I hate to say it's a FUN read, but it really is. January 12, 2006 3 out of 3 found this review helpful
I agree with Amazon's review of 8 Ball Chicks. I don't think Gini Sikes had anything particularly insightful to say, but I give it the max rating because these women's stories are CRAZY (i.e. really entertaining to read, especially for people who love to read about how messed up the world is). Whoever you are, this book is worth reading.
Girl gangbangers August 1, 2005 3 out of 5 found this review helpful
When I first heard of the book I heard it on TV and said to myself that the title meant the name of a girl gang and the whole book would be about that gang. I was wrong and do wonder why it has this title if it has nothing to do with "8ball Chicks".
Gini is very insightful on the research she made on these different race gang ladies and their gang life. I like the book but think she needed to include more on the gang culture of women out here and there.
All these writers write about gangs in California, Texas, Illinois. Yet, there are few compared to these states but there are more of us gangbangers out here in the other states. Such as the east coast; Pennsylvania, Delaware, New Jersey, Maryland. Some writers are careful in not stereotyping their novels but I personally dont judge them because most of them time it is about stereotypical stories.

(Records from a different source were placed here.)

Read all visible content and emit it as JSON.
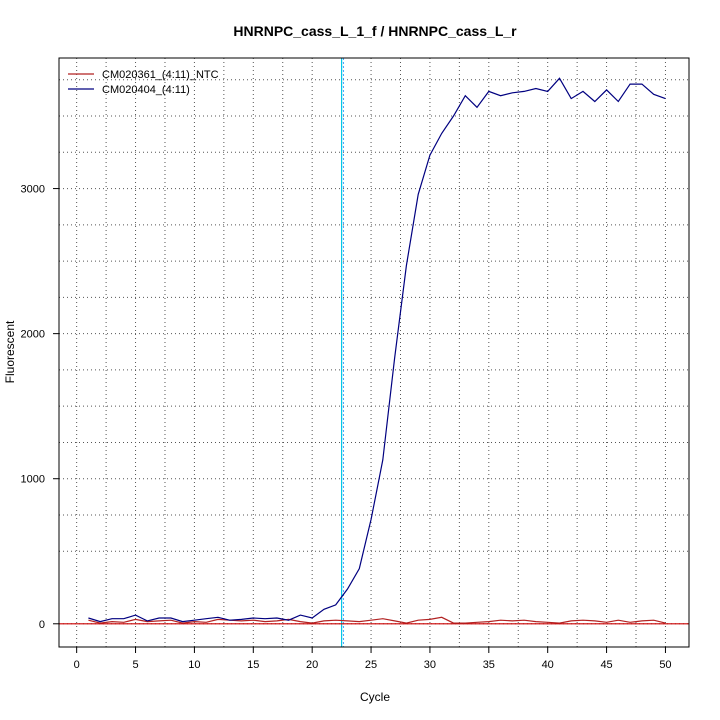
{
  "chart_data": {
    "type": "line",
    "title": "HNRNPC_cass_L_1_f / HNRNPC_cass_L_r",
    "xlabel": "Cycle",
    "ylabel": "Fluorescent",
    "xlim": [
      -1.5,
      52
    ],
    "ylim": [
      -160,
      3900
    ],
    "xticks": [
      0,
      5,
      10,
      15,
      20,
      25,
      30,
      35,
      40,
      45,
      50
    ],
    "yticks": [
      0,
      1000,
      2000,
      3000
    ],
    "grid": true,
    "legend": "top-left",
    "threshold_x": 22.5,
    "threshold_color": "#00c8e6",
    "baseline_color": "#cc0000",
    "series": [
      {
        "name": "CM020361_(4:11)_NTC",
        "color": "#b22222",
        "x": [
          1,
          2,
          3,
          4,
          5,
          6,
          7,
          8,
          9,
          10,
          11,
          12,
          13,
          14,
          15,
          16,
          17,
          18,
          19,
          20,
          21,
          22,
          23,
          24,
          25,
          26,
          27,
          28,
          29,
          30,
          31,
          32,
          33,
          34,
          35,
          36,
          37,
          38,
          39,
          40,
          41,
          42,
          43,
          44,
          45,
          46,
          47,
          48,
          49,
          50
        ],
        "values": [
          25,
          5,
          15,
          10,
          30,
          15,
          20,
          25,
          5,
          15,
          10,
          30,
          25,
          20,
          25,
          15,
          20,
          30,
          15,
          5,
          20,
          25,
          20,
          15,
          25,
          35,
          20,
          5,
          25,
          30,
          45,
          5,
          5,
          10,
          15,
          25,
          20,
          25,
          15,
          10,
          5,
          20,
          25,
          20,
          10,
          25,
          10,
          20,
          25,
          5
        ]
      },
      {
        "name": "CM020404_(4:11)",
        "color": "#000080",
        "x": [
          1,
          2,
          3,
          4,
          5,
          6,
          7,
          8,
          9,
          10,
          11,
          12,
          13,
          14,
          15,
          16,
          17,
          18,
          19,
          20,
          21,
          22,
          23,
          24,
          25,
          26,
          27,
          28,
          29,
          30,
          31,
          32,
          33,
          34,
          35,
          36,
          37,
          38,
          39,
          40,
          41,
          42,
          43,
          44,
          45,
          46,
          47,
          48,
          49,
          50
        ],
        "values": [
          40,
          15,
          35,
          35,
          60,
          20,
          40,
          40,
          15,
          25,
          35,
          45,
          25,
          30,
          40,
          35,
          40,
          25,
          60,
          40,
          100,
          130,
          240,
          380,
          720,
          1130,
          1830,
          2470,
          2960,
          3230,
          3380,
          3500,
          3640,
          3560,
          3670,
          3640,
          3660,
          3670,
          3690,
          3670,
          3760,
          3620,
          3670,
          3600,
          3680,
          3600,
          3720,
          3720,
          3650,
          3620
        ]
      }
    ]
  }
}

I wish I can write my own books and let people know what more there is out there. The behind the scenes of behind the scenes of what people already know. The ganglife of us women, culture, pride, heritage, family, and mi vida loka.
Good book anyways.
Through the eyes of female gangs! November 7, 2003 7 out of 8 found this review helpful
Originally I was reading the book because in a play at my University, (the play was on female gangs), and needed to do a little research, but when I picked up the book and began to read, I found many more reasons not to put it down. What captured me the most about the book was the way Gini Sikes was able to give the most vivid image of gang life through that book, I have ever read. I felt like I was on those L.A. streets and in those San Antonio neighborhoods. I believe Gini Sikes not only captured the violent side of gang life but the human side. I was able to see these people, she wrote about, as more than "gang bangers", these people had lives and were living like any other person. Overall, this book is like a documentary written down. "Cocoa" and "Alicia" were having some normal troubles in their life and in some way or another, I could relate to that. It was things like man trouble, parent trouble, and school trouble, any usual young adult will go through those things (maybe not to the extreme. In my imagination, I visualized every part of the book as if it were a film. Last, I believe Gini Sikes was very brave for going into each neighborhood personally and seeing for herself "the life". I think this made the book a lot better and it put more feeling into the book. I don't think she would have been able to write a very affective book if she had not actually stepped into the world of gangs for a minute. In conclusion, Gini Sikes did her job in dissecting the life of female gangs through a book!